Alex shifted her gaze. Reed stood at the door to the bathroom. He wore his jeans and a towel looped around his neck. His hair was wet. “I took a shower, I hope you don’t mind?”

She told him she didn’t, watching as he toweled his hair, then disappeared into the bathroom, emerging a moment later without the towel.

She sat up, pulling the blanket to her chin. “What time is it?”

“Just after seven. I’ve got to hit the road.”

“I’ll make coffee.” She moved to climb out of bed.

“Stay put. I’ll grab a cup on my way.” He crossed to the bed, retrieving his shirt from the floor on the way. He pulled it over his head, then grinned down at her. “The drive’ll be a lot more pleasant imagining you here and naked.”

“It’d be a lot more pleasant here, if you’d call in sick and climb back in bed.”

“Wish I could.”

“Prove it.”

“Is that a challenge?”

She let the blanket slip away, revealing her naked torso. “You tell me.”

He bent and kissed her, softly at first, then deeply. Alex arched up to meet him, rubbing, hungry. Desperate.

She didn’t want to be alone.

He caught her hand and brought it to him. “See?” he murmured against her mouth. “I really do wish I could stay.”

“So, stay.”

He groaned and set her away from him. “Can’t. Sorry.”

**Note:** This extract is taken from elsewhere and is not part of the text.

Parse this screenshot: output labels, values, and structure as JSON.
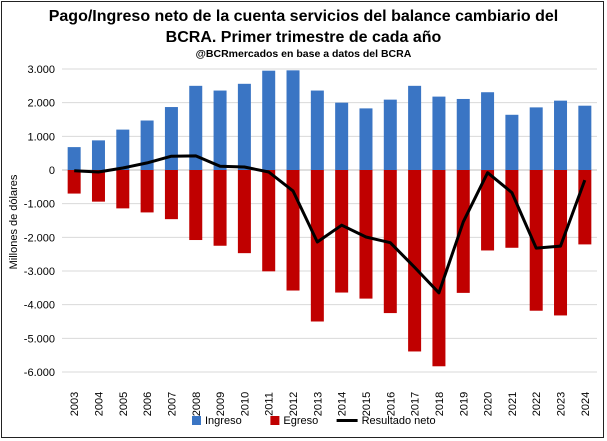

“No problem. Your loss.” She tossed aside the covers and climbed naked out of bed. She stretched, then slipped by him on her way to the bathroom. She stopped in the doorway and looked over her shoulder at him. The view was having an obvious effect on him. “Be careful out there, Detective”-she lowered her eyes-“you’ve got a loaded weapon.”

He grinned. “I know what you’re doing, Alex.”

“Really? And what’s that?”

“Putting off the inevitable.”

“The inevitable?”

“Dealing with what I told you last night. About your mother.”

He was right, dammit. Not that she was about to let him know that. “First off, take a little more credit. A girl doesn’t need an excuse to want to have sex with you. Secondly, there’s nothing to deal with.” She tipped up her chin. “Because it’s not true.”

He studied her a long moment. To his credit, she didn’t read pity in his expression. “It all makes sense now, Alex. Her guilt. Her self-hatred. The way she hid the past from you.”

It did make sense. She hated that it did. “You don’t get it. She was my mother. Not perfect. Not even close. But she was mine, the only one I’m ever going to have.”

“Yeah, I get that, Alex. And I’m sorry. But all that doesn’t change what’s true.”

A knot of tears settled in her throat. “Not buying it.”

But she was. She knew it-and so did he, she could tell by his expression.

“Are you going to be okay?”

“I’m fine. You don’t have to worry about me.”

He nodded, started toward the bedroom door, then stopped. “Can I call you later?”

“If you want to.”

He didn’t respond and a moment later she heard the front door snap shut.

Alex used the bathroom, then crawled back into bed. She propped the pillows up behind her, leaned back and stared up at the ceiling. A long, thin crack ran from the room’s far right corner to the center light fixture.

She gazed at the imperfection. How had he known? How had he seen so easily through her? She had wanted him to stay so she wouldn’t be alone with her thoughts. To put off the inevitable, just the way he had said.

No putting it off now, she thought. No distractions. Just her, the things Reed had said about her mother, and the way those things made her feel.

Alex plucked at the blanket. Her mother had seduced her friends’ sons. Seduced? That was too nice a word for what Reed had described. Too soft.

Her mother had fucked them. She had fucked them individually and in a group. She had stolen their innocence. Initiated them into sex in a way that was perverse. Twisted and sick.

And she had lied to everyone: her husband, friends, her own daughter. Alex curved her arms around her middle. She’d been an adulteress. A user and a liar. Morally corrupt.